Insect-like performance
In their experiments, this two-stage approach allowed the insect-sized robot to fly 447 percent faster while achieving 255 percent acceleration. The robot was capable of complete ten somersaults in 11 seconds, and the tiny robot never deviated greater than 4 or 5 centimeters from its planned trajectory.
“This work shows that soft and microrobots, which have traditionally been limited in speed, can now use advanced control algorithms to realize agility near that of natural insects and bigger robots, opening latest possibilities for multimodal locomotion,” says Hsiao.
The researchers were also capable of detect saccadic movements, which occur when insects flap very aggressively, flying quickly to a certain position after which flapping in the opposite direction to stop. This rapid acceleration and deceleration helps insects locate themselves and see clearly.
“This biomimic flight behavior could help us in the longer term after we start installing cameras and sensors on board the robot,” says Chen.
Adding sensors and cameras to permit the microrobots to fly outdoors without being connected to a fancy motion capture system can be a crucial area of ​​future work.
The researchers also want to analyze how integrated sensors could help robots avoid collisions with one another or coordinate navigation.
“For the microrobotics community, I hope this paper signals a paradigm shift by showing that we will develop a brand new control architecture that’s concurrently powerful and efficient,” says Chen.
“This work is especially impressive because these robots still perform precise rotations and rapid rotations despite the big uncertainties that arise from relatively large manufacturing tolerances in small-batch production, wind gusts of greater than a meter per second, and even the ability cable wrapped across the robot during repeated rotations,” says Sarah Bergbreiter, a professor of mechanical engineering at Carnegie Mellon University, who was not involved on this work.
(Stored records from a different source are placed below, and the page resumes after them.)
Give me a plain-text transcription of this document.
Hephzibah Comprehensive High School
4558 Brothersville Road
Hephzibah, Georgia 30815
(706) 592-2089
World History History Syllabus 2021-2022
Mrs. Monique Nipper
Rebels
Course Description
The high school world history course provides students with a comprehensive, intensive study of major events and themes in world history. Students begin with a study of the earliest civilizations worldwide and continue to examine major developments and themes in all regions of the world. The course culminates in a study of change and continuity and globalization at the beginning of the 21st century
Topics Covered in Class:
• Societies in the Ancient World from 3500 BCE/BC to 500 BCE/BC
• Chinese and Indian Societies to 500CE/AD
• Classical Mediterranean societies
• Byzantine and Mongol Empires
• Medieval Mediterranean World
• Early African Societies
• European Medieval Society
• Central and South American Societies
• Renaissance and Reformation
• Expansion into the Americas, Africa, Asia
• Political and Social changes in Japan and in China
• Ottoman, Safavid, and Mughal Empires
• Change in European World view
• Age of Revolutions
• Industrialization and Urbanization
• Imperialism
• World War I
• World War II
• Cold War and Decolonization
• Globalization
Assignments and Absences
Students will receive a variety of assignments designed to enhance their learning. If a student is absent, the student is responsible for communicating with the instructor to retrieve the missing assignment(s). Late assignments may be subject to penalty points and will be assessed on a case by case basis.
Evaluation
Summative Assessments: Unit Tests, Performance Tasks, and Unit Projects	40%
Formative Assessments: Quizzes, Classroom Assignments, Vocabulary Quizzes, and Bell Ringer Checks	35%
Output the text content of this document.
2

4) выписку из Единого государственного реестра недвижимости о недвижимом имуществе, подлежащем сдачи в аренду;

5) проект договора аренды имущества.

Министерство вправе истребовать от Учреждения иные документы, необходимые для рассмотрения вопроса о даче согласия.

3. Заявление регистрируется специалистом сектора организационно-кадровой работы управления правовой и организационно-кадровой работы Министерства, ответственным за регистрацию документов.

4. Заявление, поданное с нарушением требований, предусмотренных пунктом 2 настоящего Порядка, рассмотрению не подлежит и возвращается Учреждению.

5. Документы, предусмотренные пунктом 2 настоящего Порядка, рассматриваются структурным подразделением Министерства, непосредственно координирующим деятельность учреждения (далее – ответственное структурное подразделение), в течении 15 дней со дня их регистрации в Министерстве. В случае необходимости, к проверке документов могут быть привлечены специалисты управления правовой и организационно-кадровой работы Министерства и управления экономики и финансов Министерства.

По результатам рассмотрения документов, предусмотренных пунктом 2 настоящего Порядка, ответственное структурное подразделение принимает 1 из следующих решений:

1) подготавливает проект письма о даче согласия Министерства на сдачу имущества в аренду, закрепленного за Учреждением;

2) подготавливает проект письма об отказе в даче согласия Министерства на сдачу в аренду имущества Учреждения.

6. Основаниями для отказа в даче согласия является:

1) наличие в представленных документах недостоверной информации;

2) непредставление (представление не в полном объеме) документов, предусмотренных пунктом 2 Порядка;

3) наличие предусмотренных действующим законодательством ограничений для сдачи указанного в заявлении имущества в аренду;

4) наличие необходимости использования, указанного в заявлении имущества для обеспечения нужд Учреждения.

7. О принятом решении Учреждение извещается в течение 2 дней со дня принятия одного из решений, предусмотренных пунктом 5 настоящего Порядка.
“Although the control currently runs on an external computer slightly than onboard the robot, the authors show that similar but less precise control policies is also possible with the more limited computing power of an insect-scale robot. This is exciting since it points to future insect-scale robots with agility near that of their biological counterparts,” she adds.
This research is funded partly by the National Science Foundation (NSF), the Office of Naval Research, the Air Force Office of Scientific Research, MathWorks, and the Zakhartchenko Fellowship.